At this point, a neural network designer can stack subsequent layered configurations of this sort — convolution, activation, pooling — and continue to filter down images to get higher-level information. In the case of identifying an apple in pictures, the images get filtered down over and over, with initial layers showing just barely discernable parts of an edge, a blip of red or just the tip of a stem, while subsequent, more filtered layers will show entire apples. Either way, when it’s time to start getting results, the fully connected layer comes into play.

Source: GumGum

Fully connected

Now it’s time to start getting answers. In the fully connected layer, each reduced, or “pooled,” feature map is “fully connected” to output nodes (neurons) that represent the items the neural network is learning to identify. If the network is tasked with learning how to spot cats, dogs, guinea pigs and gerbils, then it’ll have four output nodes. In the case of the neural network we’ve been describing, it’ll just have two output nodes: one for “apples” and one for “oranges.”

If the picture that has been fed through the network is of an apple, and the network has already undergone some training and is getting better with its predictions, then it’s likely that a good chunk of the feature maps contain quality instances of apple features. This is where these final output nodes start to fulfill their destiny, with a reverse election of sorts.

Tweaks and adjustments are made to help each neuron better identify the data at every level.

The job (which they’ve learned “on the job”) of both the apple and orange nodes is essentially to “vote” for the feature maps that contain their respective fruits. So, the more the “apple” node thinks a particular feature map contains “apple” features, the more votes it sends to that feature map. Both nodes have to vote on every single feature map, regardless of what it contains. So in this case, the “orange” node won’t send many votes to any of the feature maps, because they don’t really contain any “orange” features. In the end, the node that has sent the most votes out — in this example, the “apple” node — can be considered the network’s “answer,” though it’s not quite that simple.
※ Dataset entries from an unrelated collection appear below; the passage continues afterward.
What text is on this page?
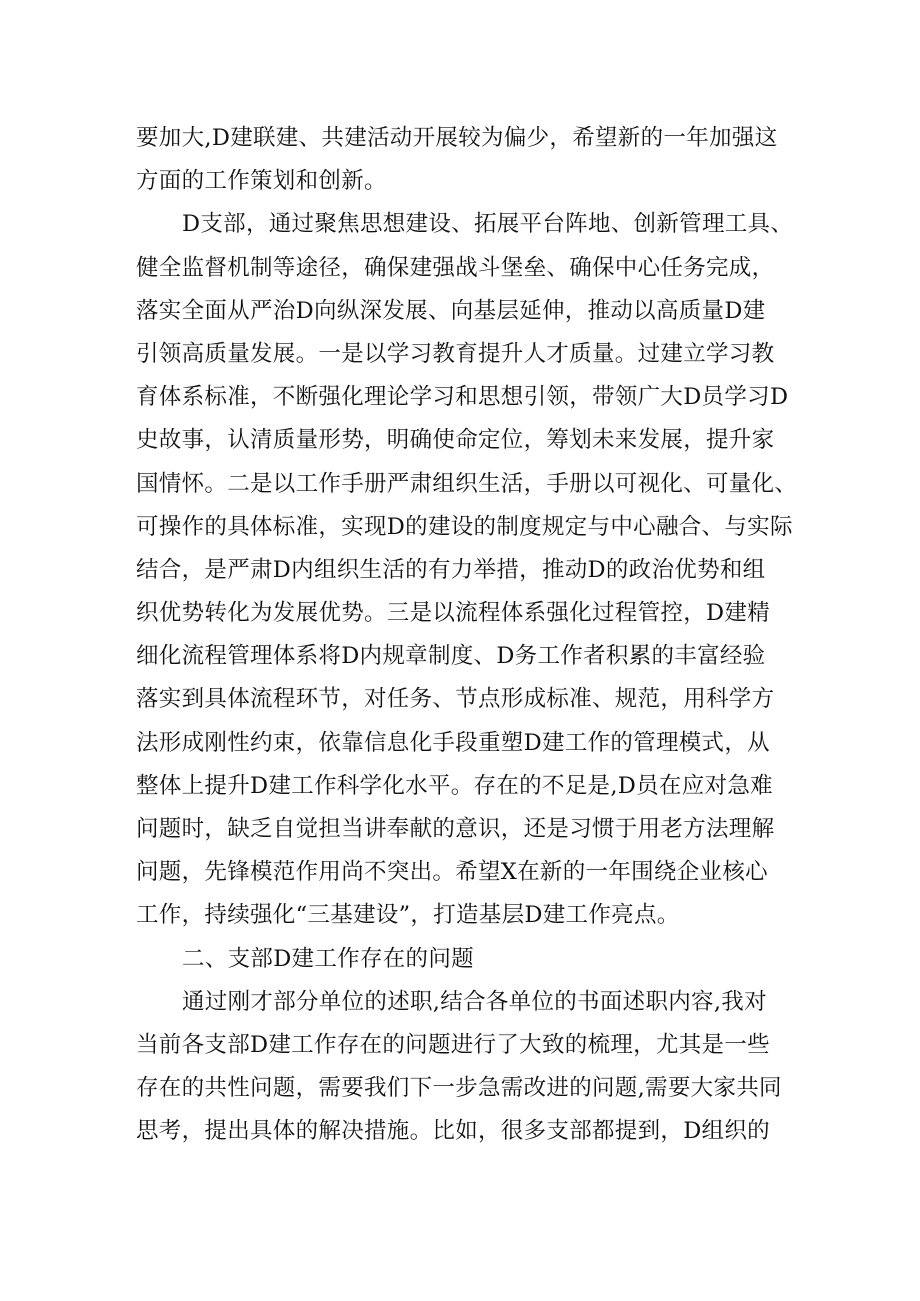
要加大,D建联建、共建活动开展较为偏少，希望新的一年加强这
方面的工作策划和创新。
D支部，通过聚焦思想建设、拓展平台阵地、创新管理工具、
健全监督机制等途径，确保建强战斗堡垒、确保中心任务完成，
落实全面从严治D向纵深发展、向基层延伸，推动以高质量D建
引领高质量发展。一是以学习教育提升人才质量。过建立学习教
育体系标准，不断强化理论学习和思想引领，带领广大D员学习D
史故事，认清质量形势，明确使命定位，筹划未来发展，提升家
国情怀。二是以工作手册严肃组织生活，手册以可视化、可量化、
可操作的具体标准，实现D的建设的制度规定与中心融合、与实际
结合，是严肃D内组织生活的有力举措，推动D的政治优势和组
织优势转化为发展优势。三是以流程体系强化过程管控，D建精
细化流程管理体系将D内规章制度、D务工作者积累的丰富经验
落实到具体流程环节，对任务、节点形成标准、规范，用科学方
法形成刚性约束，依靠信息化手段重塑D建工作的管理模式，从
整体上提升D建工作科学化水平。存在的不足是,D员在应对急难
问题时，缺乏自觉担当讲奉献的意识，还是习惯于用老方法理解
问题，先锋模范作用尚不突出。希望X在新的一年围绕企业核心
工作，持续强化“三基建设”，打造基层D建工作亮点。
二、支部D建工作存在的问题
通过刚才部分单位的述职,结合各单位的书面述职内容,我对
当前各支部D建工作存在的问题进行了大致的梳理，尤其是一些
存在的共性问题，需要我们下一步急需改进的问题,需要大家共同
思考，提出具体的解决措施。比如，很多支部都提到，D组织的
Because the same network is looking for two different things — apples and oranges — the final output of the network is expressed as percentages. In this case, we’re assuming that the network is already a bit down the road in its training, so the predictions here might be, say, 75 percent “apple” and 25 percent “orange.” Or, if it’s earlier in the training, it might be more inaccurate and determine that it’s 20 percent “apple” and 80 percent “orange.” Oops.

Source: GumGum

If at first you don’t succeed, try, try, try again

So, in its early stages, the neural network spits out a bunch of wrong answers in the form of percentages. The 20 percent “apple” and 80 percent “orange” prediction is clearly wrong, but since this is supervised learning with labeled training data, the network is able to figure out where and how that error occurred through a system of checks and balances known as backpropagation.

Now, this is a mathless explanation, so suffice it to say that backpropagation sends feedback to the previous layer’s nodes about just how far off the answers were. That layer then sends the feedback to the previous layer, and on and on like a game of telephone until it’s back at convolution. Tweaks and adjustments are made to help each neuron better identify the data at every level when subsequent images go through the network.

This process is repeated over and over until the neural network is identifying apples and oranges in images with increasing accuracy, eventually ending up at 100 percent correct predictions — though many engineers consider 85 percent to be acceptable. And when that happens, the neural network is ready for prime time and can start identifying apples in pictures professionally.

*This is different than Google’s AlphaGo which used a self-learned neural net to evaluate board positions and ultimately beat a human at Go, versus Deep Blue, which used a hard-coded function written by a human.